Gary Soto’s Saturday at the Canal and How Things Work each feature a different perspective on a surprisingly related theme. Similarly, the tones of the poems are similar, while their syntactic structures are very different. The former poem features a pessimistic and wishful point of view, one in which dreams are, for the moment, out of grasp. The latter poem is very neutral, simplistic, and expresses a strong deterministic point of view. The two poems seem to converge on the fact that life is much more out of our control that we like to think. Meanwhile, the former poem exhibits longer sentences structures and more vivid use of verbs, describing the narrator’s ambitious dreams, and the latter poem demonstrates terse sentences, describing everyday occurrences, almost from an existentialist perspective.

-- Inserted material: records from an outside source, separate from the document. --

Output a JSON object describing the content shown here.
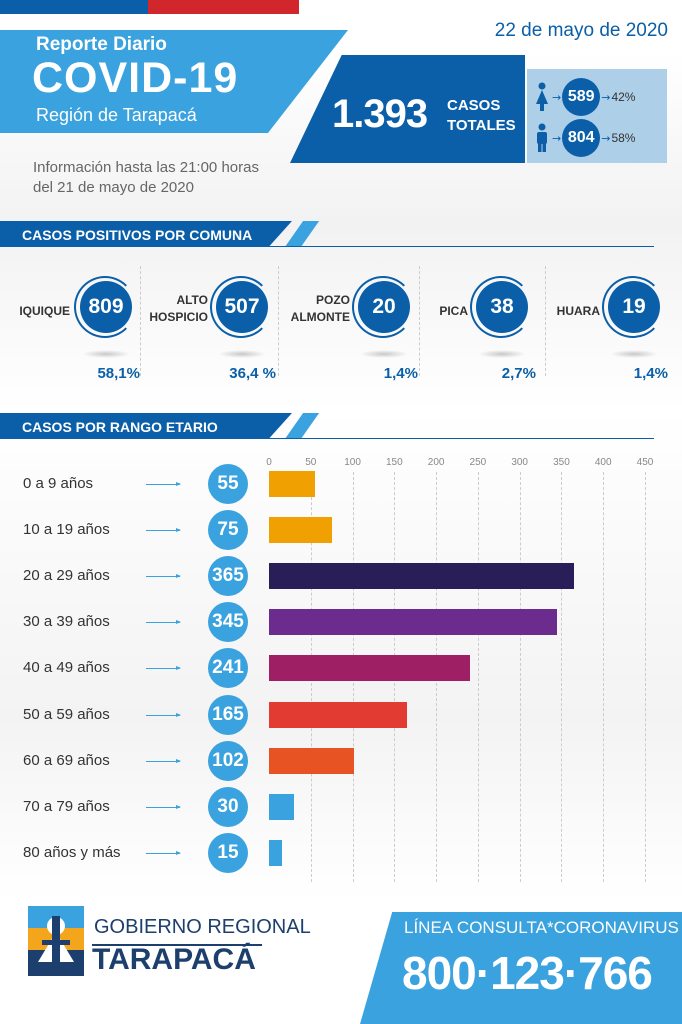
{
  "header": {
    "date": "22 de mayo de 2020",
    "report_label": "Reporte Diario",
    "title": "COVID-19",
    "region": "Región de Tarapacá",
    "info_line1": "Información hasta las 21:00 horas",
    "info_line2": "del 21 de mayo de 2020"
  },
  "totals": {
    "cases": "1.393",
    "cases_label_1": "CASOS",
    "cases_label_2": "TOTALES",
    "female": {
      "icon": "female-icon",
      "value": "589",
      "pct": "42%"
    },
    "male": {
      "icon": "male-icon",
      "value": "804",
      "pct": "58%"
    }
  },
  "comunas_section": {
    "title": "CASOS POSITIVOS POR COMUNA",
    "items": [
      {
        "name_1": "IQUIQUE",
        "name_2": "",
        "value": "809",
        "pct": "58,1%"
      },
      {
        "name_1": "ALTO",
        "name_2": "HOSPICIO",
        "value": "507",
        "pct": "36,4 %"
      },
      {
        "name_1": "POZO",
        "name_2": "ALMONTE",
        "value": "20",
        "pct": "1,4%"
      },
      {
        "name_1": "PICA",
        "name_2": "",
        "value": "38",
        "pct": "2,7%"
      },
      {
        "name_1": "HUARA",
        "name_2": "",
        "value": "19",
        "pct": "1,4%"
      }
    ]
  },
  "age_section": {
    "title": "CASOS POR RANGO ETARIO"
  },
  "chart_data": {
    "type": "bar",
    "orientation": "horizontal",
    "categories": [
      "0 a 9 años",
      "10 a 19 años",
      "20 a 29 años",
      "30 a 39 años",
      "40 a 49 años",
      "50 a 59 años",
      "60 a 69 años",
      "70 a 79 años",
      "80 años y más"
    ],
    "values": [
      55,
      75,
      365,
      345,
      241,
      165,
      102,
      30,
      15
    ],
    "bar_colors": [
      "#f0a000",
      "#f0a000",
      "#2a1e58",
      "#6b2c8e",
      "#9e1f63",
      "#e23b32",
      "#e85324",
      "#3aa2de",
      "#3aa2de"
    ],
    "xticks": [
      "0",
      "50",
      "100",
      "150",
      "200",
      "250",
      "300",
      "350",
      "400",
      "450"
    ],
    "xlim": [
      0,
      450
    ],
    "grid": true
  },
  "footer": {
    "gov_line1": "GOBIERNO REGIONAL",
    "gov_line2": "TARAPACÁ",
    "logo_icon": "tarapaca-crest-icon",
    "hotline_label": "LÍNEA CONSULTA*CORONAVIRUS",
    "hotline_number": "800·123·766"
  },
  "colors": {
    "primary": "#0a5fa8",
    "accent": "#3aa2de",
    "red": "#d0262c",
    "navy": "#1c3f6e"
  }
}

Saturday at the Canal describes briefly the perspective of a young individual who seeks to get out a small town in the hopes of making it to San Francisco. The perspective is a bit gloomy, assuming that this is an impossibility and that life in the small town is, to say the least, boring. This perspective seems to communicate to the reader a relatable position, that dreams are sometimes unrealistic, especially so early on in life and when one lacks the ambition to accomplish them. It is almost inspiration in that no one wants to be in the narrator’s shoes. On the other hand, the perspective of the narrator is one that takes for granted the things going on around the narrator. The narrator is spending time with a friend and instead of enjoying the friend’s company is daydreaming about San Francisco and lamenting about not being able to be there. Additionally, the narrator seems to believe that the people in San Francisco are so much better than those in the narrator’s small town and that people in San Francisco can relate much better to the narrator and his friend. This is an example of a cliché ‘the grass is always greener’ perspective, implicitly hinting that one should appreciate what one has. Nevertheless, either interpretation suggests that the narrator believes that getting to San Francisco is beyond the narrator’s control.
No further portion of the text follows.